An Introduction to Akbash Dogs International
ADI was formed in 1987. There had been a North American Akbash Dog club earlier, but members grew dissatisfied with attempts to create an Akbash Dog that was ideal for both conformation show and livestock protection settings. ADI was established to preserve the working dog, and remains true to this mandate.
ADI acknowledges that Akbash Dogs are not ideal for many typical canine applications. If you have access to thousands of acres of remote grazing land and a predation problem with your sheep or goats, you'll probably achieve wonderful success with your Akbash Dogs. However, most people have less land, and less of the work they are designed for.

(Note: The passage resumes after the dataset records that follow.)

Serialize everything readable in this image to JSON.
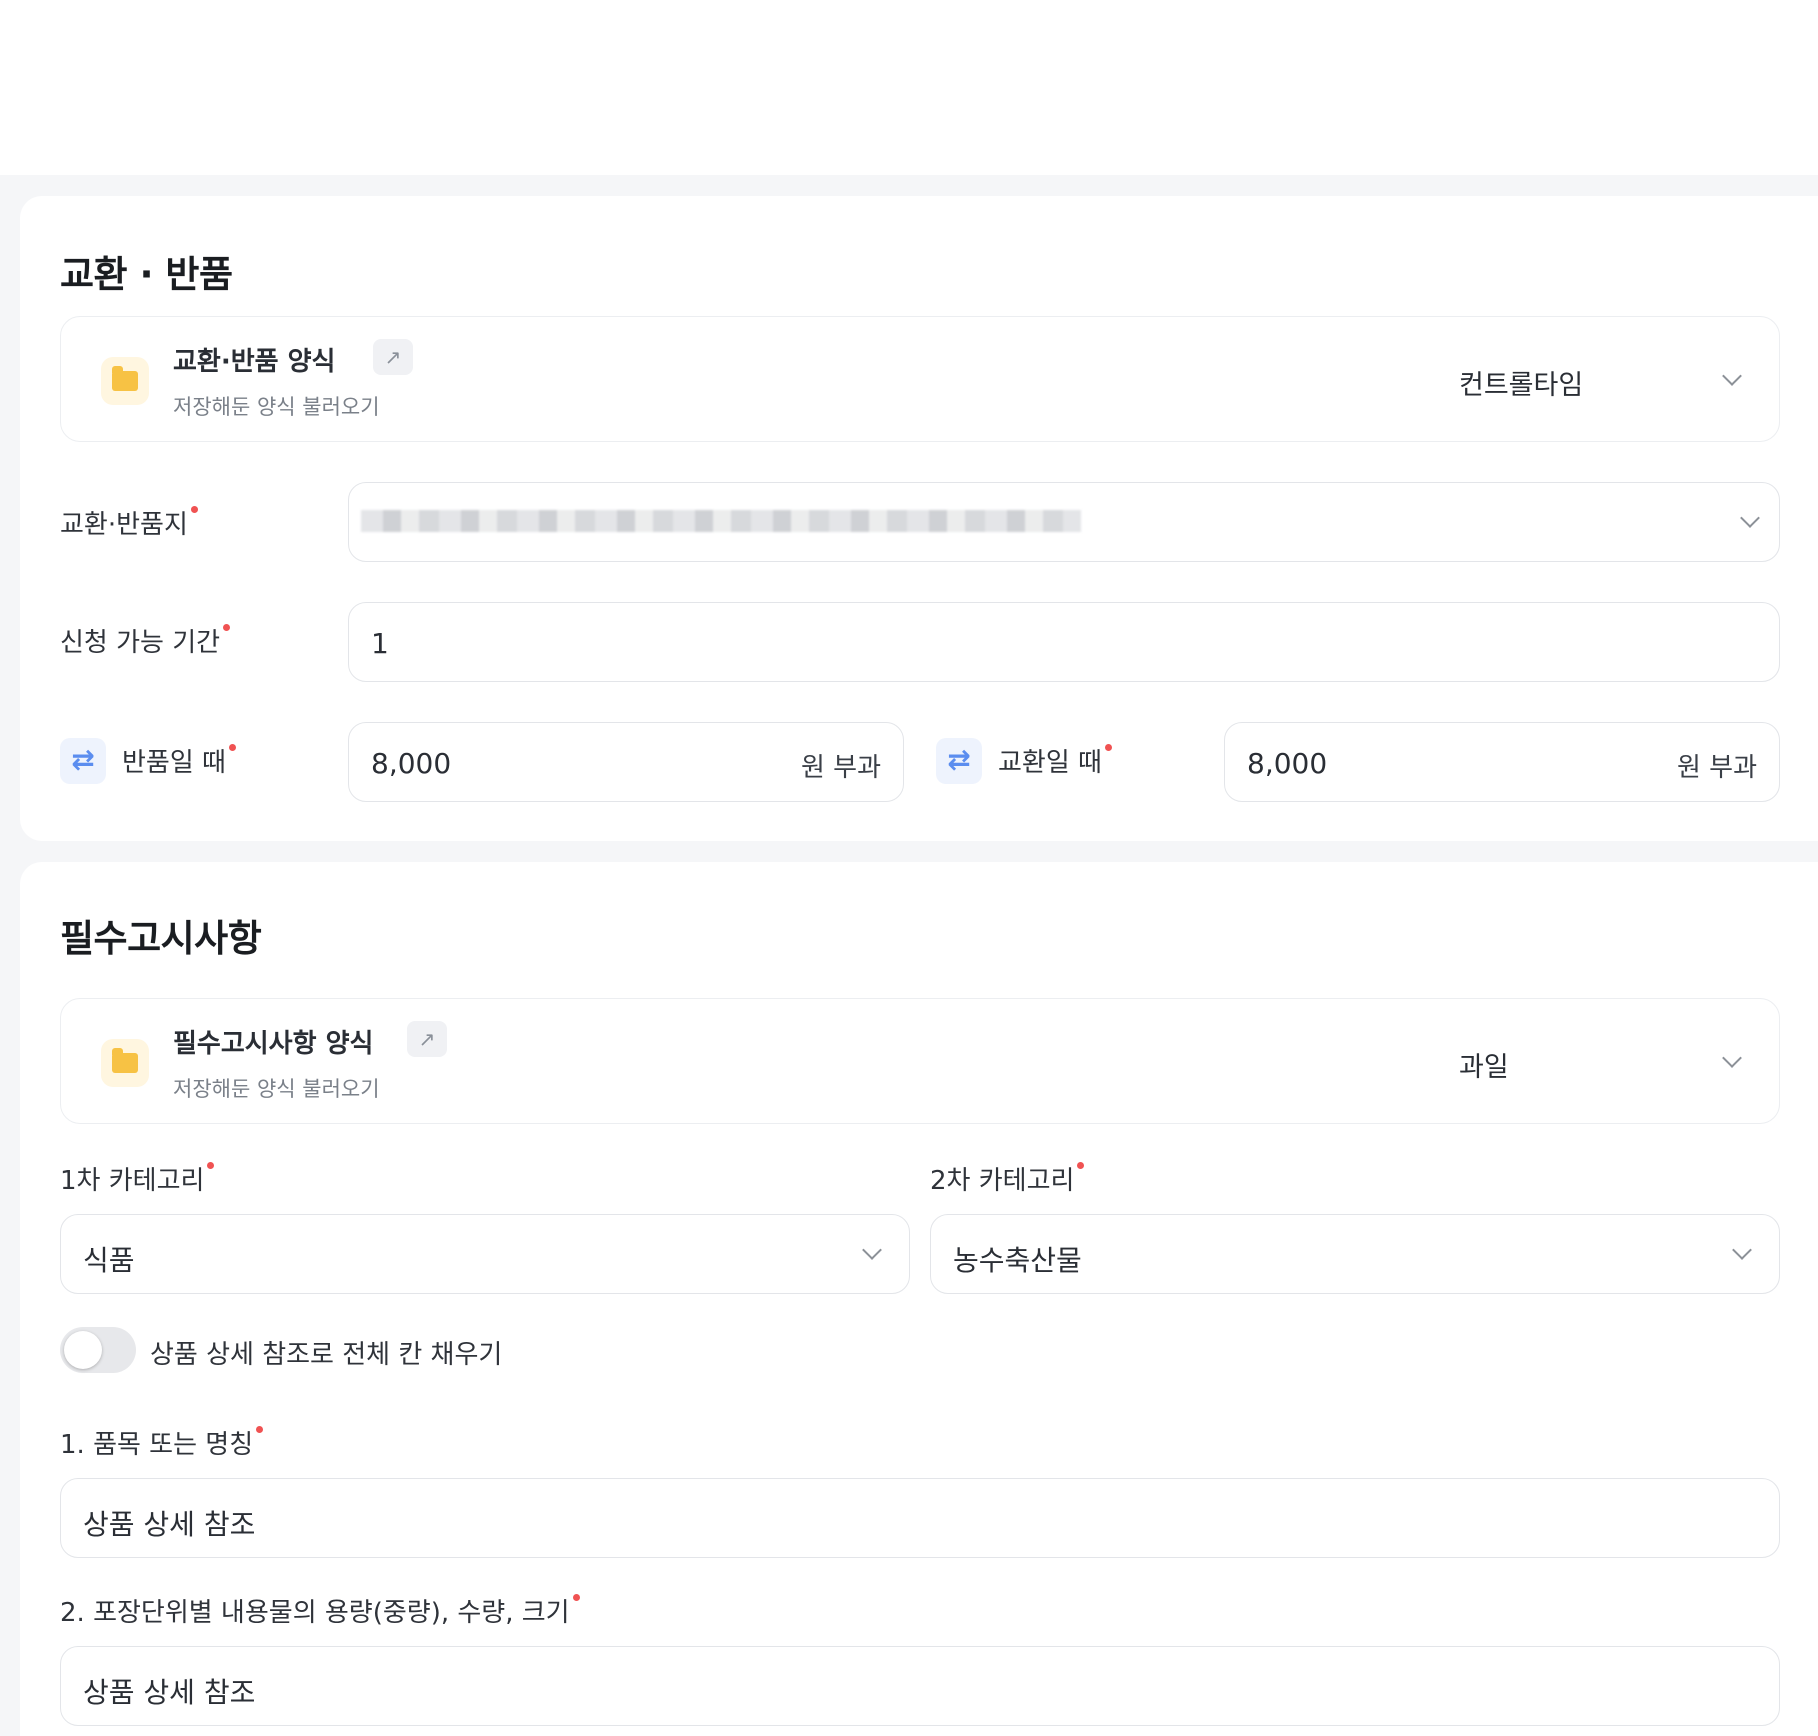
{
  "exchange_return": {
    "section_title": "교환 · 반품",
    "template": {
      "title": "교환·반품 양식",
      "subtitle": "저장해둔 양식 불러오기",
      "selected": "컨트롤타임"
    },
    "address": {
      "label": "교환·반품지"
    },
    "period": {
      "label": "신청 가능 기간",
      "value": "1"
    },
    "return_fee": {
      "label": "반품일 때",
      "value": "8,000",
      "suffix": "원 부과"
    },
    "exchange_fee": {
      "label": "교환일 때",
      "value": "8,000",
      "suffix": "원 부과"
    }
  },
  "notice": {
    "section_title": "필수고시사항",
    "template": {
      "title": "필수고시사항 양식",
      "subtitle": "저장해둔 양식 불러오기",
      "selected": "과일"
    },
    "category1": {
      "label": "1차 카테고리",
      "value": "식품"
    },
    "category2": {
      "label": "2차 카테고리",
      "value": "농수축산물"
    },
    "toggle": {
      "label": "상품 상세 참조로 전체 칸 채우기",
      "on": false
    },
    "item1": {
      "label": "1. 품목 또는 명칭",
      "value": "상품 상세 참조"
    },
    "item2": {
      "label": "2. 포장단위별 내용물의 용량(중량), 수량, 크기",
      "value": "상품 상세 참조"
    }
  },
  "icons": {
    "folder": "folder-icon",
    "external": "external-link-icon",
    "chevron": "chevron-down-icon",
    "swap": "swap-arrows-icon"
  },
  "colors": {
    "required_dot": "#f05252",
    "swap_icon": "#5b8def",
    "folder": "#f7c244"
  }
}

If a dog is not worked to its potential, boredom or restlessness may set in. Akbash Dogs are not likely to fetch, learn and obey complex commands, or accept any stranger that comes along. Akbash Dogs are large, highly protective if they have bonded to something or someone, and independent of mind. This combination of attributes requires a strong, experienced handler. ADI set out from the beginning to educate owners and would-be owners about the breed. Many people are discouraged from buying an Akbash Dog. Those who elect to share their lives with Akbash Dogs receive state of the art advice from ADI on training, health and behavioral topics. ADI is not a large group, but we are fully dedicated to preserving this magnificent working breed of dog.

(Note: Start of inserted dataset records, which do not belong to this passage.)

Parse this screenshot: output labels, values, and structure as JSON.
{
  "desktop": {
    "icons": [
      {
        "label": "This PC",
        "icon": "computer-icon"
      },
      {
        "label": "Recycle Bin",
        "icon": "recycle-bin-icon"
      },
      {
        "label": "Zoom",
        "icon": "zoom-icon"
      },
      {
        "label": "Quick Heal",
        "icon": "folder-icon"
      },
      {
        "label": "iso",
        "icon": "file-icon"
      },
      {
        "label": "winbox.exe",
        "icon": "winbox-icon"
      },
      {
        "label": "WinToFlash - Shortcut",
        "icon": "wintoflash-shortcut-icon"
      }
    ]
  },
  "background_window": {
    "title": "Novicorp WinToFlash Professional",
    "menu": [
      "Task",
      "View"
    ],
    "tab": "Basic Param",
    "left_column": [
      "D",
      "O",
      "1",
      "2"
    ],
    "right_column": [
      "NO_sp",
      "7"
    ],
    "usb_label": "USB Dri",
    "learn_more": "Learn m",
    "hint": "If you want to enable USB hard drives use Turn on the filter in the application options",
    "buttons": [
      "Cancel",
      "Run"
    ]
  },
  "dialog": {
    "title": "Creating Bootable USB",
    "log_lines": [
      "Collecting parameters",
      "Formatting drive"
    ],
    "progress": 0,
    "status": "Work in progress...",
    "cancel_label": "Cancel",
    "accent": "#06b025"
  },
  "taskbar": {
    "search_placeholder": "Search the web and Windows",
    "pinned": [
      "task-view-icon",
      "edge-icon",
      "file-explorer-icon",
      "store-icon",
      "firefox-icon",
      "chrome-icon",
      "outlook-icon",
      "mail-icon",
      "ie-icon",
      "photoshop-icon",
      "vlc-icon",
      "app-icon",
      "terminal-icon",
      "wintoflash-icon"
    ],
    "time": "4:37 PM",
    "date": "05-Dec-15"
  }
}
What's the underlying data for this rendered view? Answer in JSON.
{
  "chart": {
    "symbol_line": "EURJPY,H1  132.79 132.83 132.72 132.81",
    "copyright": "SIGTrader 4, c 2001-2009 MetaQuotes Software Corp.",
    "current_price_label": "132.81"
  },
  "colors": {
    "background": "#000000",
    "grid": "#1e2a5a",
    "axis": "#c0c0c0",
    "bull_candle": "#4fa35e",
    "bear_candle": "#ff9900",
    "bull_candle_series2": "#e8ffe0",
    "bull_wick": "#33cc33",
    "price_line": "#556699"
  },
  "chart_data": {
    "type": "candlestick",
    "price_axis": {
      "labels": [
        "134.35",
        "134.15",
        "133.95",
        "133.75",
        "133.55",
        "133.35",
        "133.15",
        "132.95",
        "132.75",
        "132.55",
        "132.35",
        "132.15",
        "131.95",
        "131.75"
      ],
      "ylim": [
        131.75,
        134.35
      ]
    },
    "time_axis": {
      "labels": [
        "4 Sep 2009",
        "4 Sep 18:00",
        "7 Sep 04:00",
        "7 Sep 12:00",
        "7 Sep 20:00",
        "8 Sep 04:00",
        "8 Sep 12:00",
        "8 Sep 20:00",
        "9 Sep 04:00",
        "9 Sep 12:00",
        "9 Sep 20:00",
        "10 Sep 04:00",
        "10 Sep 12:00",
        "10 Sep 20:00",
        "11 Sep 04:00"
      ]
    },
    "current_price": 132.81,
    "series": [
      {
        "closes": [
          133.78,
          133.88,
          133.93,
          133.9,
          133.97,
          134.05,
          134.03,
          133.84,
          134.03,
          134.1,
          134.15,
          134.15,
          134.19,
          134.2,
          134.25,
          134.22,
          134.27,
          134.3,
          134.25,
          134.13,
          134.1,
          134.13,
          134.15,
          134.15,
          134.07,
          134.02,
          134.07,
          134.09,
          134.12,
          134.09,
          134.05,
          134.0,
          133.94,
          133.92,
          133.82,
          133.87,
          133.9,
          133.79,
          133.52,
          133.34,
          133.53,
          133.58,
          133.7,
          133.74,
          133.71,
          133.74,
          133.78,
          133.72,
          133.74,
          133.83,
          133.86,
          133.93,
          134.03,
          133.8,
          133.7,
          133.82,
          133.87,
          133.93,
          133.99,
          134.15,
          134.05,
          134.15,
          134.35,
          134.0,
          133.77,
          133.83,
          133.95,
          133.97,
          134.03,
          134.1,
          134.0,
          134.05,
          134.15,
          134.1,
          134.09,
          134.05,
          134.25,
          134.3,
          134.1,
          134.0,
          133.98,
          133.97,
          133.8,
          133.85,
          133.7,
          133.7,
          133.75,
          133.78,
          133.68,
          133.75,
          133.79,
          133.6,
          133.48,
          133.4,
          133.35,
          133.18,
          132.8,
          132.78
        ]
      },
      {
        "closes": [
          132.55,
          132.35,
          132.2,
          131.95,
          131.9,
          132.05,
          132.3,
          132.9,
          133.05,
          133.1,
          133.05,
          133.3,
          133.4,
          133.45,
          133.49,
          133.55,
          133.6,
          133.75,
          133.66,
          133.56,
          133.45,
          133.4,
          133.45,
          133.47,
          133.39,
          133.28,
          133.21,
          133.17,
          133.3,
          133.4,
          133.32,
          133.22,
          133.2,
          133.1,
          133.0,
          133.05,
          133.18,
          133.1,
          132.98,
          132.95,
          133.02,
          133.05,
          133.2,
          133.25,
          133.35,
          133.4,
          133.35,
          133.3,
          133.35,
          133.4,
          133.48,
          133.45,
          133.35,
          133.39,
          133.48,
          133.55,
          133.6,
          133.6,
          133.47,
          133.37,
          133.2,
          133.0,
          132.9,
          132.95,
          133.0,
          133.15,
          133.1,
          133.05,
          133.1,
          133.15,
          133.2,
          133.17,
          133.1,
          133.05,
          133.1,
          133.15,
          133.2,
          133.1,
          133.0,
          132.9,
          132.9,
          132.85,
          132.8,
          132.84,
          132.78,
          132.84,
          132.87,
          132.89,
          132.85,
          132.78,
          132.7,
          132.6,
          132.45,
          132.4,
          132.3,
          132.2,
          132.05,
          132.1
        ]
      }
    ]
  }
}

In the 1980s, the world wide web was not available. ADI placed a high priority on developing its news journal, the Akbash Sentinel. To this day, the Akbash Sentinel is our main form of communication. This web site includes all of the important bits of information about the breed, but will not be as thorough or as up to date as the Sentinel. If you are seriously thinking about investing in an Akbash Dog, you should subscribe to this journal. The electronic membership version is a bargain compared to the headaches that could arise if you select the wrong breed for your needs.

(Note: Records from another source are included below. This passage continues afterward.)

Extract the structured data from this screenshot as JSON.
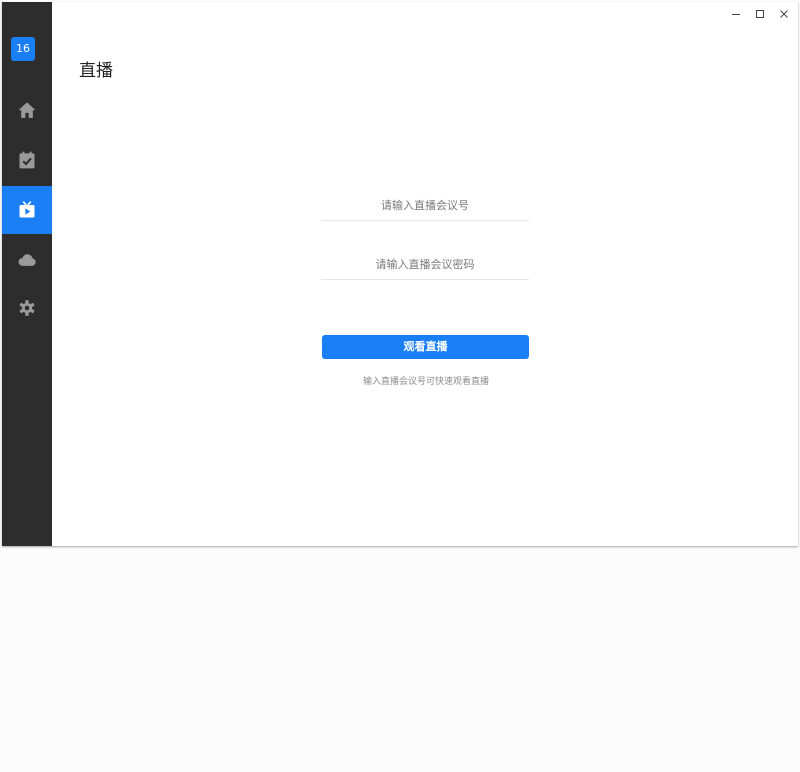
{
  "sidebar": {
    "avatar_text": "16",
    "accent_color": "#1a7ff5",
    "background_color": "#2d2d2d",
    "items": [
      {
        "name": "home",
        "icon": "home-icon",
        "active": false
      },
      {
        "name": "calendar",
        "icon": "calendar-check-icon",
        "active": false
      },
      {
        "name": "live",
        "icon": "tv-play-icon",
        "active": true
      },
      {
        "name": "cloud",
        "icon": "cloud-icon",
        "active": false
      },
      {
        "name": "settings",
        "icon": "gear-icon",
        "active": false
      }
    ]
  },
  "window_controls": {
    "minimize_icon": "minimize-icon",
    "maximize_icon": "maximize-icon",
    "close_icon": "close-icon"
  },
  "main": {
    "title": "直播",
    "meeting_id_input": {
      "placeholder": "请输入直播会议号",
      "value": ""
    },
    "password_input": {
      "placeholder": "请输入直播会议密码",
      "value": ""
    },
    "watch_button_label": "观看直播",
    "hint_text": "输入直播会议号可快速观看直播"
  }
}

ADI has a constitution that requires the president, vice president, past president and board of directors member-at-large to step aside after a three year term in office. There can be no holding on to a position. Thus, the leadership turns over regularly. Nominations for office can be grass roots or through the current board of director’s nominating committee. Neither trumps the other.
ADI places much of its resources at the disposal of the coordinator of rescue services and the editor of the Sentinel. ADI does its best to rehome abandoned Akbash Dogs, and assists with rehoming of mixed breed and other breeds of livestock protection dogs. Enormous time and energy goes into this single aspect of ADI’s mandate. Your financial contribution to this highly worthwhile goal would be appreciated. The link for a donation can be found in the rescue portion of this web site, and recently the rescue operation obtained tax-free donation status in the US. This double approach, educate up front and assist with re-homing after the fact, is not perfect, but its the best our small group can achieve in an international manner.
ADI also believes in serving its members through holding an annual general meeting. We call ours the Gathering of the Akbash Clan. Gatherings are not heavy on business, which we conduct through full membership e-mailings and e-meetings of the board of directors. Gatherings are friendly events with much socialization and usually one or two educational sessions.
In 2007, ADI’s 20th anniversary year, a group of ADI members from the Netherlands, Canada and United States traveled to Turkey, home to the original Akbash Dogs. We met and became good friends with the Turkish citizens who are now leading the representation of Akbash Dogs in Turkey, as the country establishes its own national and breed clubs. ADI recently amended its constitution and by-laws to add a Turkish representative to its board of directors, to ensure that the links between ADI and the Turkish Akbash Dog community is preserved.
In 2015 a new board of directors assumed leadership of ADI. While the people are new, what will not change is the collective will to represent a working breed of dog that also happens to be gorgeous, in a responsible manner.